Niusha is now working as a full-time pharmacist at Lloydspharmacy in Enfield. There, she is determined to continue her proactive approach. "I have done my vaccination training and I have had a school contact me about this. The NHS has commissioned a lot more vaccines this year and, alongside that, we are going into schools to create awareness, especially with the current Royal Pharmaceutical Society campaign for urgent care," she explains. "Creating awareness is the main thing to me."
In the near future, Niusha has her sights firmly set on becoming a pharmacy manager – a goal that seems realistic considering how much she has achieved in just one year. But she would also like to help other students embark on a successful career in the same way she did. "I'd like to go into teaching and be a pre-reg and regional tutor," she says.

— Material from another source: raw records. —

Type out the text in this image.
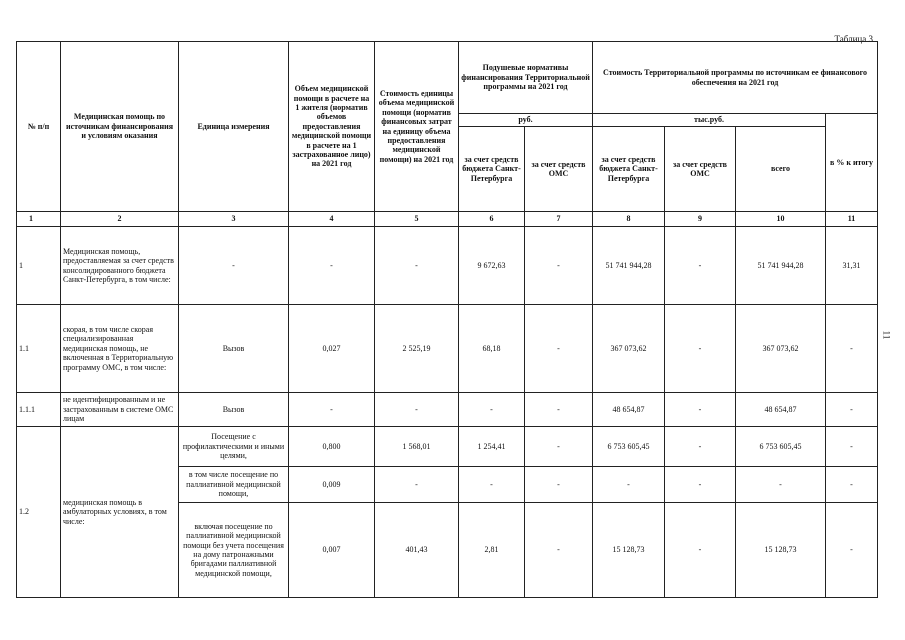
Таблица 3
11
№ п/п	Медицинская помощь по источникам финансирования и условиям оказания	Единица измерения	Объем медицинской помощи в расчете на 1 жителя (норматив объемов предоставления медицинской помощи в расчете на 1 застрахованное лицо) на 2021 год	Стоимость единицы объема медицинской помощи (норматив финансовых затрат на единицу объема предоставления медицинской помощи) на 2021 год	Подушевые нормативы финансирования Территориальной программы на 2021 год		Стоимость Территориальной программы по источникам ее финансового обеспечения на 2021 год			
					руб.		тыс.руб.			в % к итогу
					за счет средств бюджета Санкт-Петербурга	за счет средств ОМС	за счет средств бюджета Санкт-Петербурга	за счет средств ОМС	всего	
1	2	3	4	5	6	7	8	9	10	11
1	Медицинская помощь, предоставляемая за счет средств консолидированного бюджета Санкт-Петербурга, в том числе:	-	-	-	9 672,63	-	51 741 944,28	-	51 741 944,28	31,31
1.1	скорая, в том числе скорая специализированная медицинская помощь, не включенная в Территориальную программу ОМС, в том числе:	Вызов	0,027	2 525,19	68,18	-	367 073,62	-	367 073,62	-
1.1.1	не идентифицированным и не застрахованным в системе ОМС лицам	Вызов	-	-	-	-	48 654,87	-	48 654,87	-
1.2	медицинская помощь в амбулаторных условиях, в том числе:	Посещение с профилактическими и иными целями,	0,800	1 568,01	1 254,41	-	6 753 605,45	-	6 753 605,45	-
		в том числе посещение по паллиативной медицинской помощи,	0,009	-	-	-	-	-	-	-
		включая посещение по паллиативной медицинской помощи без учета посещения на дому патронажными бригадами паллиативной медицинской помощи,	0,007	401,43	2,81	-	15 128,73	-	15 128,73	-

"My pre-reg tutor is now one of my closest friends; building a relationship with them is important. She left me to do what I wanted to do. She knew that I knew my limits."
Niusha has a clear vision of her future in pharmacy. Despite a rocky start to her career, her business training has spurred her on to come up with entrepreneurial ideas and she now works with a determination that sets her apart from the crowd. Her story proves that success is possible – even if things don't exactly go to plan.
Tom Kallis 2013
Following his award win, Tom started work at a Boots store in Plympton, a suburb of Plymouth, Last year, he moved to the multiple's flagship store in central Plymouth, where he now works as manager.
Sarah Patterson 2012
Sarah has progressed to a managerial position at Rowlands in Cults, western Aberdeen, since winning her award. In her role as manager, she has been working to diversify the different services the pharmacy offers to patients.
Sulapha Manaim 2011
After completing her pre-registration year at Paydens in Larkfield, Kent, Sulapha is now manager of the pharmacy company's branch in Hythe, also in Kent.